A Wilfredo le robaron el teléfono dos años atrás mientras buscaba medicinas para su hijo. El único contacto con Caracas era una amiga. En su casa, donde vivía con sus dos hijos, su esposa embarazada de tres meses y su suegra, nadie tenía un celular ni número fijo. A sus 57 años, su negocio como zapatero no alcanzaba para comprar uno nuevo. 

De los 20 vecinos conocidos por la familia de Wilfredo en el Barrio Manaure, un enclave popular en una zona residencial del este de Barquisimeto, solo siete tenían un teléfono celular inteligente y 13 tenían una línea fija. Desde que perdió su teléfono, Wilfredo usaba las cabinas de teléfonos públicos de la zona, hasta que, poco a poco, dejaron de vender las tarjetas que permitían pagar por el servicio. En el barrio había varios cibercafés, locales que usaba para comunicarse hasta septiembre de 2019. Debido a la crisis, cerraron uno a uno. Los pocos vecinos con teléfono debían lidiar con la falla constante de la señal. Cada vez que Wilfredo llamaba desde un teléfono prestado, el tono se cortaba antes de que las operadoras informaran por qué no caía la llamada.  

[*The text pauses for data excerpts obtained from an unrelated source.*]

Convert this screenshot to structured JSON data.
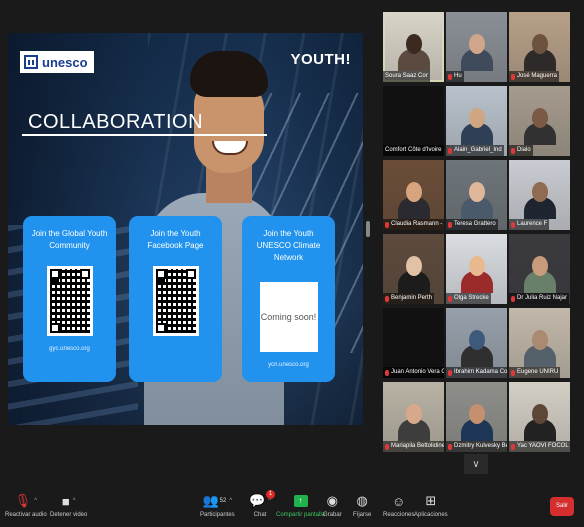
{
  "slide": {
    "logo": "unesco",
    "badge": "YOUTH!",
    "heading": "COLLABORATION",
    "cards": [
      {
        "title": "Join the Global Youth Community",
        "url": "gyc.unesco.org",
        "kind": "qr"
      },
      {
        "title": "Join the Youth Facebook Page",
        "url": "",
        "kind": "qr"
      },
      {
        "title": "Join the Youth UNESCO Climate Network",
        "url": "ycn.unesco.org",
        "kind": "placeholder",
        "placeholder": "Coming soon!"
      }
    ]
  },
  "gallery": {
    "participants": [
      {
        "name": "Soura Saaz Cor",
        "video": true,
        "muted": false,
        "active": true
      },
      {
        "name": "Hu",
        "video": true,
        "muted": true
      },
      {
        "name": "José Maguerra",
        "video": true,
        "muted": true
      },
      {
        "name": "Comfort Côte d'Ivoire",
        "video": false,
        "muted": false
      },
      {
        "name": "Alain_Gabriel_Ind",
        "video": true,
        "muted": true
      },
      {
        "name": "Dialo",
        "video": true,
        "muted": true
      },
      {
        "name": "Claudia Rasmann - A",
        "video": true,
        "muted": true
      },
      {
        "name": "Teresa Grattero",
        "video": true,
        "muted": true
      },
      {
        "name": "Laurence F",
        "video": true,
        "muted": true
      },
      {
        "name": "Benjamin Perth",
        "video": true,
        "muted": true
      },
      {
        "name": "Olga Strecke",
        "video": true,
        "muted": true
      },
      {
        "name": "Dr Julia Ruiz Najar",
        "video": true,
        "muted": true
      },
      {
        "name": "Juan Antonio Vera Cas",
        "video": false,
        "muted": true
      },
      {
        "name": "Ibrahim Kadama Comb",
        "video": true,
        "muted": true
      },
      {
        "name": "Eugene UNIRU",
        "video": true,
        "muted": true
      },
      {
        "name": "Mariapila Bettolidine",
        "video": true,
        "muted": true
      },
      {
        "name": "Dzmitry Kulvesky Bel",
        "video": true,
        "muted": true
      },
      {
        "name": "Yac YAOVI FOCOL",
        "video": true,
        "muted": true
      }
    ],
    "more": "∨"
  },
  "toolbar": {
    "mute": "Reactivar audio",
    "video": "Detener video",
    "participants": "Participantes",
    "participants_count": "52",
    "chat": "Chat",
    "chat_badge": "1",
    "share": "Compartir pantalla",
    "record": "Grabar",
    "captions": "Fíjarse",
    "reactions": "Reacciones",
    "apps": "Aplicaciones",
    "leave": "Salir"
  },
  "colors": {
    "active": "#c7df57",
    "share": "#22b14c",
    "leave": "#d42e2e",
    "card": "#2193ee"
  }
}
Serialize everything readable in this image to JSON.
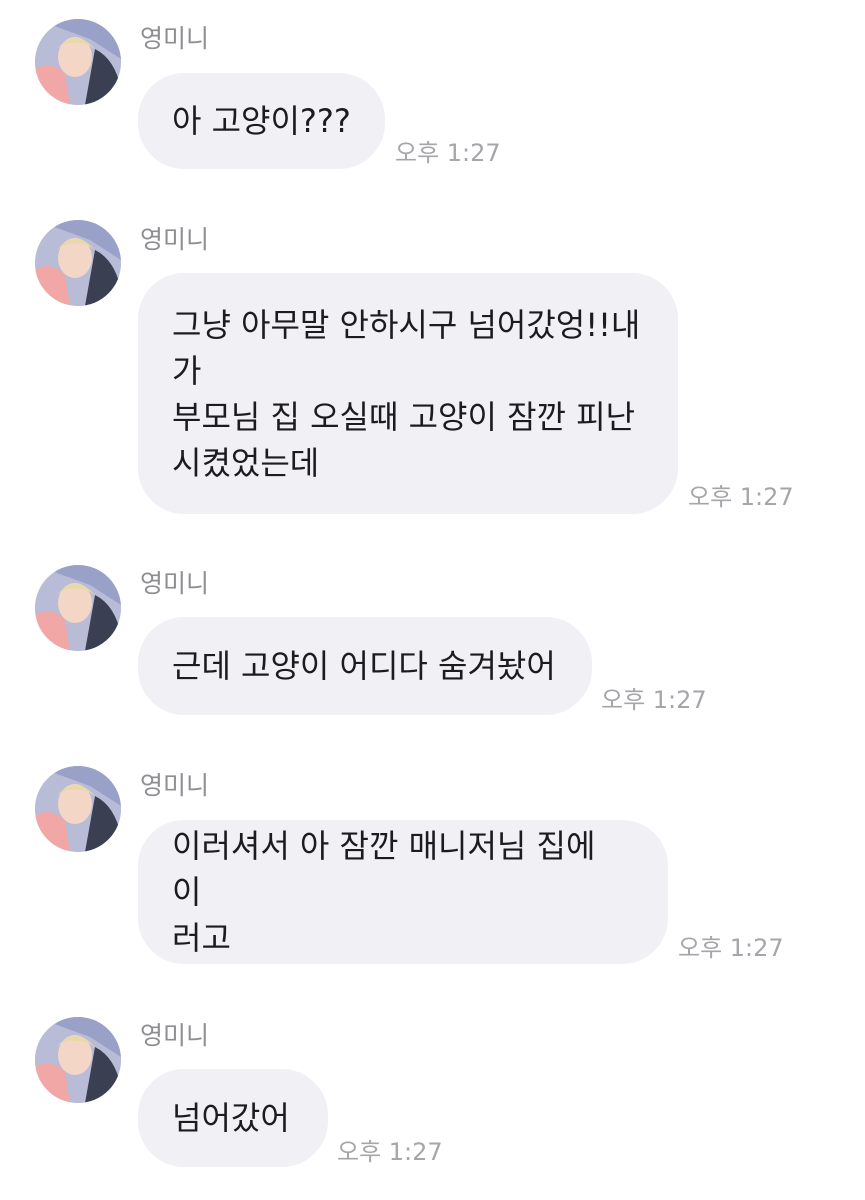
{
  "messages": [
    {
      "sender": "영미니",
      "text": "아 고양이???",
      "time": "오후 1:27"
    },
    {
      "sender": "영미니",
      "text": "그냥 아무말 안하시구 넘어갔엉!!내\n가\n부모님 집 오실때 고양이 잠깐 피난\n시켰었는데",
      "time": "오후 1:27"
    },
    {
      "sender": "영미니",
      "text": "근데 고양이 어디다 숨겨놨어",
      "time": "오후 1:27"
    },
    {
      "sender": "영미니",
      "text": "이러셔서 아 잠깐 매니저님 집에 이\n러고",
      "time": "오후 1:27"
    },
    {
      "sender": "영미니",
      "text": "넘어갔어",
      "time": "오후 1:27"
    }
  ]
}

Distintas ONG han registrado fallas en los servicios de telecomunicación en Venezuela. El Observatorio Venezolano de Servicios Públicos indicó que 68,2% de una población encuestada afirmó tener fallas todos los días en el servicio de telefonía móvil en diciembre de 2020. En el caso de la Internet, la ONG Freedom House, en su estudio de libertades de conexión, manifestó que «la brecha (económica) entre quienes tienen acceso a dólares para comprar bienes y servicios, y quienes no lo tienen, ha exacerbado la desigualdad en el acceso». 

Habían pasado casi diez meses desde que se declaró la cuarentena en Venezuela por la pandemia del covid-19. Entre las restricciones de movilidad entre los estados y la escasez de combustible en el país, se hacía complejo realizar un simple viaje por carretera. En noviembre de 2020, Nicolás Maduro anunció que el último mes del año sería de una cuarentena libre: 31 días en los que las personas podrían transitar por el país sin tantas trabas administrativas. Wilfredo aprovechó el mes de gracia y buscó un boleto de autobús. Pero, después de un sondeo de cinco días, no consiguió un transporte que pudiera pagar. 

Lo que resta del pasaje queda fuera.